Abortion, the deliberate ending of an unborn child’s life, is currently understood by the Democratic party and left-leaning judges in America as a valid form of ‘pregnancy support.’
Misguided Support
Nevertheless, the bill has received widespread support from national pro-life organizations.
“I’m surprised some pro-life groups that aren’t covered under RFRA don’t seem to realize how this bill would impact their own operations,” said McClusky. “Under the bill, these pro-life groups can be sued if they don’t provide their employees special leave to get abortions.”
Even the United States Conference of Catholic Bishops has contacted senators and representatives urging support for the controversial bill. Four major USCCB committee heads signed the letter, which appears to offer a blanket approval of the Pregnant Workers Fairness Act. In its endorsement, the USCCB states:
[We] support efforts to make the workplace more receptive to women and their preborn children by requiring employers to provide short-term, reasonable accommodations during pregnancy, such as being able to carry a bottle of water, a stool for jobs involving long periods of standing, or lighter duty for jobs entailing heavy lifting. No woman should be forced to risk her child’s health, miscarriage, preterm birth, economic security, or losing insurance just because she requests a pregnancy-related accommodation.
“All of these are necessary and laudable measures,” McClusky commented.
The problem is that we are living in a political environment where “pregnancy, childbirth, and related medical conditions” unfortunately includes contraception and abortion. Catholics and pro-lifers should demand care for women that explicitly rejects the notion that killing their babies is a form of “care.”
Consider the Long Game
Given the current threats to religious freedom, which the USCCB details at length on its website, pro-life organizations and the USCCB itself should consider carefully the red flags raised by the PWFA.
The question is not only how the EEOC will choose to enforce the law, but how the courts will respond when pro-abortion plaintiffs file the inevitable lawsuits demanding accommodations for abortion.
As we have seen in the recent drawn-out court battles of the Little Sisters of the Poor, that is not an unlikely scenario. When Catholics and their allies reach a point where they must spend years in litigation, nobody wins.
A Better Response: Conditional Support
Instead of whole-hearted endorsement of the bill, these groups should use their position to champion its strengths while demanding clarification of its language.
At best, the bill would explicitly exclude both contraception and abortion from “reasonable accommodations.” Since this is unlikely, pro-lifers should at least join with Rep. Virginia Foxx and demand strong protections in the bill itself for religious organizations.
Advocates could point to the numerous state-level pregnancy accommodation laws for examples of legislation that both supports mothers and upholds conscience rights. In Kentucky, for example, almost identical protections are required in a law that also includes religious organization protections. Fifteen other states already have similar legislation in place.

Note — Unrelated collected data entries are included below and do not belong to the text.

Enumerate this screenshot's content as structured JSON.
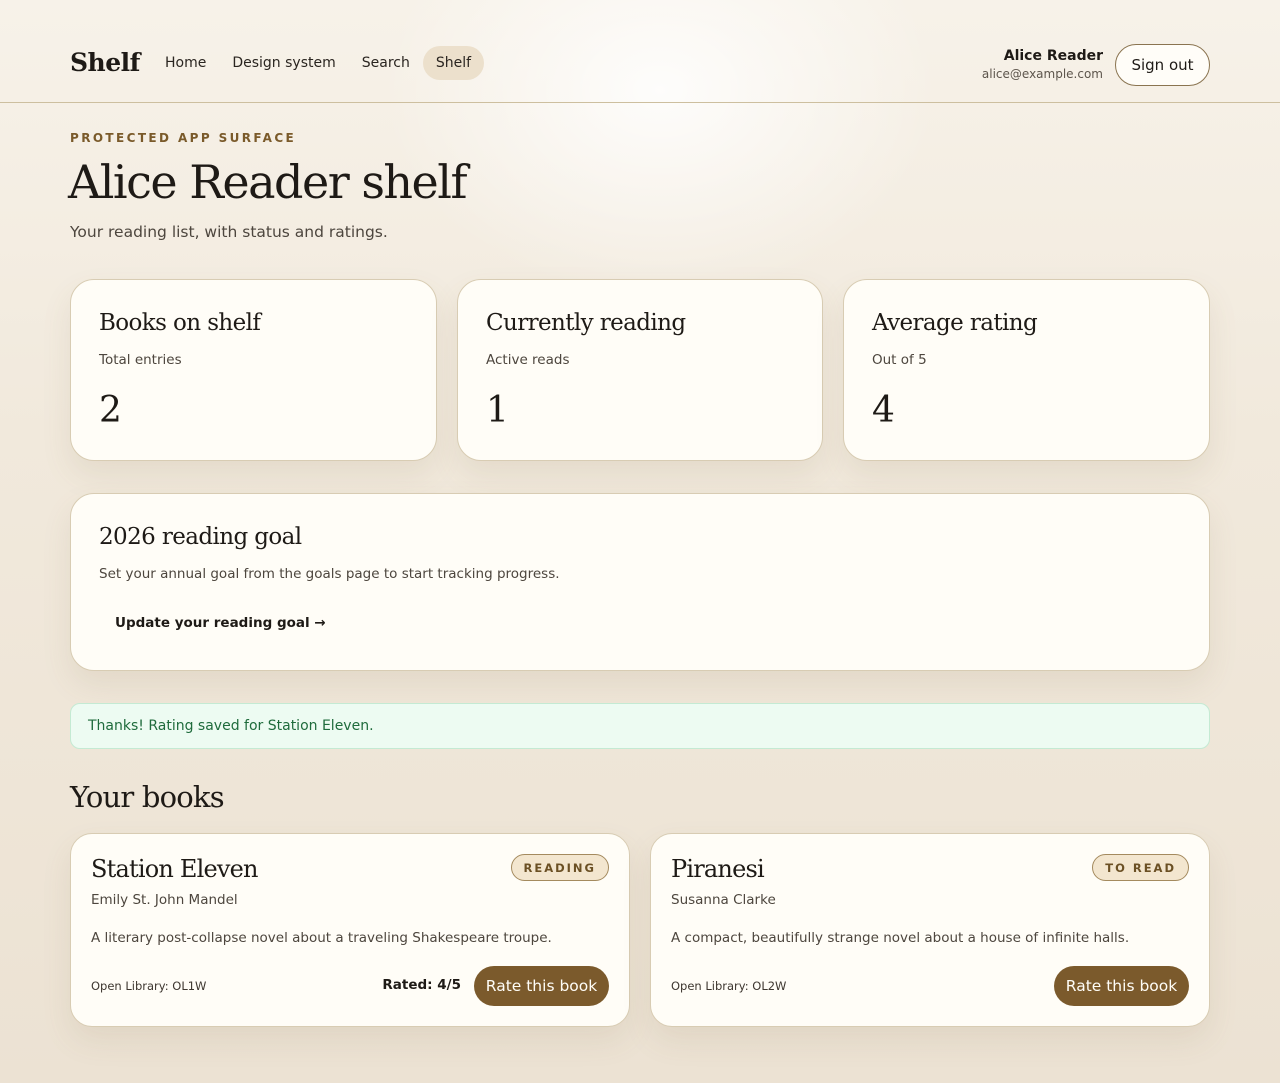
{
  "header": {
    "brand": "Shelf",
    "nav": [
      {
        "label": "Home"
      },
      {
        "label": "Design system"
      },
      {
        "label": "Search"
      },
      {
        "label": "Shelf",
        "active": true
      }
    ],
    "user_name": "Alice Reader",
    "user_email": "alice@example.com",
    "signout_label": "Sign out"
  },
  "page": {
    "eyebrow": "PROTECTED APP SURFACE",
    "title": "Alice Reader shelf",
    "subtitle": "Your reading list, with status and ratings."
  },
  "stats": [
    {
      "title": "Books on shelf",
      "sub": "Total entries",
      "value": "2"
    },
    {
      "title": "Currently reading",
      "sub": "Active reads",
      "value": "1"
    },
    {
      "title": "Average rating",
      "sub": "Out of 5",
      "value": "4"
    }
  ],
  "goal": {
    "title": "2026 reading goal",
    "description": "Set your annual goal from the goals page to start tracking progress.",
    "link": "Update your reading goal →"
  },
  "notice": "Thanks! Rating saved for Station Eleven.",
  "books_heading": "Your books",
  "books": [
    {
      "title": "Station Eleven",
      "author": "Emily St. John Mandel",
      "status": "READING",
      "description": "A literary post-collapse novel about a traveling Shakespeare troupe.",
      "open_library": "Open Library: OL1W",
      "rated": "Rated: 4/5",
      "rate_label": "Rate this book"
    },
    {
      "title": "Piranesi",
      "author": "Susanna Clarke",
      "status": "TO READ",
      "description": "A compact, beautifully strange novel about a house of infinite halls.",
      "open_library": "Open Library: OL2W",
      "rate_label": "Rate this book"
    }
  ],
  "colors": {
    "accent": "#7b5a2c",
    "badge_bg": "#f3e6cf",
    "notice_bg": "#edfbf2",
    "notice_text": "#1f6b3c"
  }
}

The question facing the pro-life movement is whether or not it is willing to champion this much-needed legislation in the full knowledge that there will be significant negative consequences for its own organizations … and for the unborn.
Best Bet… Wait
But the question doesn’t have to be answered now. As Congress heads into the lame-duck session, the best option for pro-lifers is to wait until there is more opportunity to turn the Pregnant Workers Fairness Act into the great piece of legislation that it could be.
“In less than a month we will see a new Congress, with a new, more conservative leadership and many new representatives,” said McClusky. “Whatever passes in a lame duck will have been pushed by the Congress that America fired. No respectable member of Congress should vote for any substantial piece of legislation – especially legislation that ignores religious concerns – in a lame duck session.”